America’s Threat-Centric [Lie-Based] Education System: Out of Date and Out of Time
“History is a story. That’s why we fight over history. We make sense of ourselves, the world and ourselves in the world through the struggle to tell the truth through stories. Facts have to be contextualised to become the truth. And that truth is a struggle that is constantly fought over. It is not given. And telling stories helps to create debate about that truth. That is why working people should tell their stories. Truth is a class issue.

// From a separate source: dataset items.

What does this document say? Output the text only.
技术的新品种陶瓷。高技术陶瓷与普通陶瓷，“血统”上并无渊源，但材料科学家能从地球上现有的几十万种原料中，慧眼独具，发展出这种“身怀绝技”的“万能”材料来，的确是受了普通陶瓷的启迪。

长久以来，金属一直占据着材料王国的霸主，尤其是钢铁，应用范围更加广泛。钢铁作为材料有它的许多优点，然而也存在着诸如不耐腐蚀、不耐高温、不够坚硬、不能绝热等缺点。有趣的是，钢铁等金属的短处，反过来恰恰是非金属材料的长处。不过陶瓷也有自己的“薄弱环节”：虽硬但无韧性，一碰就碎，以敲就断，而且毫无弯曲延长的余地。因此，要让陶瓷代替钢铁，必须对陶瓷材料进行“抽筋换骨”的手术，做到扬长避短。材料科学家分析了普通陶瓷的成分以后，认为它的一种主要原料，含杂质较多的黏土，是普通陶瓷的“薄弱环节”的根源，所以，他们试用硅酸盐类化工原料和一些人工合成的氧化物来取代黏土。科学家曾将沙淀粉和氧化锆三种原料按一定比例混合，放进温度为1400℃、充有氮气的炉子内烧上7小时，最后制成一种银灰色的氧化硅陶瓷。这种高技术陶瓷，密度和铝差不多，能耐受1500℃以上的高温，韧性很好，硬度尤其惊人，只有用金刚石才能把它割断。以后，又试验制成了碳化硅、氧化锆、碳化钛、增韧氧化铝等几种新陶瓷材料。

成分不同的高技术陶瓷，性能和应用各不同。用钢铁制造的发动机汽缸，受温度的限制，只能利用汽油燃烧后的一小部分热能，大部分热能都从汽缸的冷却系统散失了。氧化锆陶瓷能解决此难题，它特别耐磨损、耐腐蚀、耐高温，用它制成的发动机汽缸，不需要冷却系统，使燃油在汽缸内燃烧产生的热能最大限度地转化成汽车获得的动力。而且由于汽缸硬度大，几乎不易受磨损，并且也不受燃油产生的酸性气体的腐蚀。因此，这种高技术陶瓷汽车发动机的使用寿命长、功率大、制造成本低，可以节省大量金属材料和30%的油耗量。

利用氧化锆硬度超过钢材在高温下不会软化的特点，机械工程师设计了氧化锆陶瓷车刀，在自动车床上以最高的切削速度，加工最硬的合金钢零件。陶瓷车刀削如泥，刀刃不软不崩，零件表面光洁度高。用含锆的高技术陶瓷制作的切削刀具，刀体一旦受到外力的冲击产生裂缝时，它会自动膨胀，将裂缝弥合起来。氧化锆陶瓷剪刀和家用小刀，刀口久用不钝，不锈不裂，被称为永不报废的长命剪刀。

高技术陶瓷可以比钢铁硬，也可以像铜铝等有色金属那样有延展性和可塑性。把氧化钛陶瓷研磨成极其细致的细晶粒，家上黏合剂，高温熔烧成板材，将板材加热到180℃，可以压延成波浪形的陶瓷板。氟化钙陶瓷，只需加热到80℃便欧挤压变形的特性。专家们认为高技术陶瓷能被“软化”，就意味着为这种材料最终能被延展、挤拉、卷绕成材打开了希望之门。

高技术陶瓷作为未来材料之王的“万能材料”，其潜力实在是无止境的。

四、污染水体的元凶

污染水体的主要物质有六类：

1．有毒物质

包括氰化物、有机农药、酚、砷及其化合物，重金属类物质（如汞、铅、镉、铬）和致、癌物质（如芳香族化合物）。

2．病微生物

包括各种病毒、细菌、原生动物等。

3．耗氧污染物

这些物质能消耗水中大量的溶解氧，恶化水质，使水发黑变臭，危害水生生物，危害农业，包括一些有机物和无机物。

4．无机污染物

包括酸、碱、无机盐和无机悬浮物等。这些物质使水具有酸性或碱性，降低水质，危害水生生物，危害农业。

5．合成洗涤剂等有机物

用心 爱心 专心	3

I would appeal to all your readers, especially to young ones, to make their own political films; shoot interviews, especially with older comrades, and dare to express themselves on the screen. Film making is for everybody. I would be looking at the new technologies. They are disruptive and a problem in capitalist society…That’s why they want to close down the Internet if they can. Politicians don’t like allowing people to communicate anonymously with each other. They want to restrain freedom … But still for a while there is a window of opportunity and freedom. They monitor you, but don’t yet stop you. That will come, of course…[But] it’s where people ought to be, where creative people and political people ought to be.” Tony Garnett interviewed by the editors of WSWS
How can young people be encouraged and coached to narrate a “true” history of their lives and times in the world—and the events, people and geography that influence them—for the bulk of their literate existence (i.e., 21st Century literate to include visual and technological literacy)?